Few could have anticipated the long-term implications of the car. Likewise, how can we anticipate the long-term implications of the cyber-humanity Kurzweil advocates. Furthermore, exponential growth comes along with an inherent point of no return. The car is a part of our life, whether we like it or not. Change seems to happen “all of a sudden;” often, that suddenness comes with the point of no return. Not using cell phones would be hard now, even if we learned that it had a direct correlation with an increased incidence of brain damage.

Then there’s the question about whether or not intelligent machines will want to co-exist with humans, especially if, as Kurzweil predicts, they will be faster, smarter and more capable than humans in almost every way.
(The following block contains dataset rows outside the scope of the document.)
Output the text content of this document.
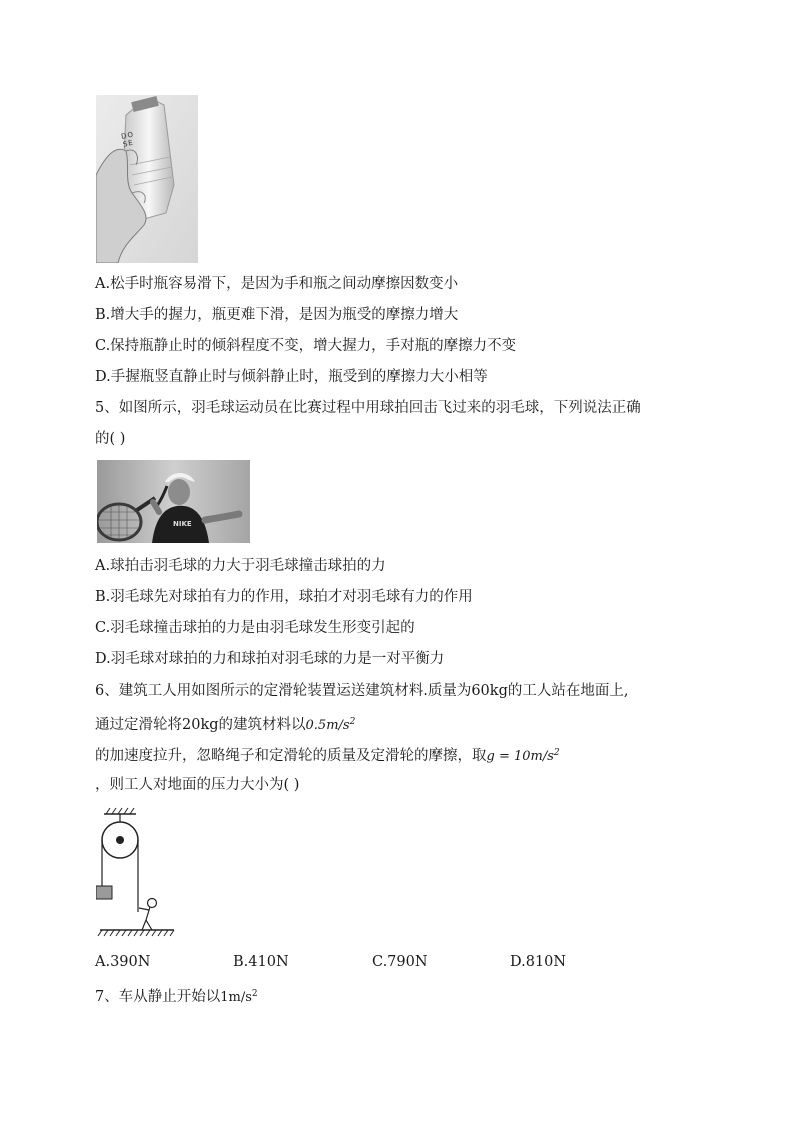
DOSE
A.松手时瓶容易滑下，是因为手和瓶之间动摩擦因数变小
B.增大手的握力，瓶更难下滑，是因为瓶受的摩擦力增大
C.保持瓶静止时的倾斜程度不变，增大握力，手对瓶的摩擦力不变
D.手握瓶竖直静止时与倾斜静止时，瓶受到的摩擦力大小相等
5、如图所示，羽毛球运动员在比赛过程中用球拍回击飞过来的羽毛球，下列说法正确
的( )
NIKE
A.球拍击羽毛球的力大于羽毛球撞击球拍的力
B.羽毛球先对球拍有力的作用，球拍才对羽毛球有力的作用
C.羽毛球撞击球拍的力是由羽毛球发生形变引起的
D.羽毛球对球拍的力和球拍对羽毛球的力是一对平衡力
6、建筑工人用如图所示的定滑轮装置运送建筑材料.质量为60kg的工人站在地面上,
通过定滑轮将20kg的建筑材料以$0.5m/s^2$
的加速度拉升，忽略绳子和定滑轮的质量及定滑轮的摩擦，取$g = 10m/s^2$
，则工人对地面的压力大小为( )
A.390N	B.410N	C.790N	D.810N
7、车从静止开始以$1m/s^2$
Are we, like Shelley’s Doctor Frankenstein, unwittingly creating a monster that will inevitable kill us? Isn’t this the horrendous back-story behind The Matrix?

I guess I just think the march of progress should be less marchlike with more room for pause, looking backward, looking sideways at our fellow marchers and having the freedom to say, “This is wrong; we shouldn’t be marching here.” Otherwise, we’re not controlling it, its controlling us.

Jason

Tags: author: jason · conferences · denver · random musings · suburban sprawl

3 responses so far ↓

  • 1 jason // Oct 20, 2006 at 11:56 pm

    For a more probing essay about the Kurzwellian future, read the essay by Bill Joy from Wired 8.02. Joy’s the co-founder and Chief Scientist for Sun Microsystems, so he’s no small fry in the scientific/tech community.

    http://www.wired.com/wired/archive/8.04/joy_pr.html

  • 2 Micah // Oct 22, 2006 at 1:46 am

    Nice work recounting the jist of it. At first I left a comment saying that the post was way to long and scared me off from reading it. I tried to post that and I guess I messed up on the anti-spam thingy below because it told me “Whoops - your post didn’t post”. I want to hear more of his predictions because personally I agree, technology won’t solve everything.

    Micah

  • 3 jason // Oct 22, 2006 at 11:32 pm

    Another articulate article by Lovins and Lovins, two well-respected scientists questioning the ethics and soundness of Kurzweillian’s so-called utopia.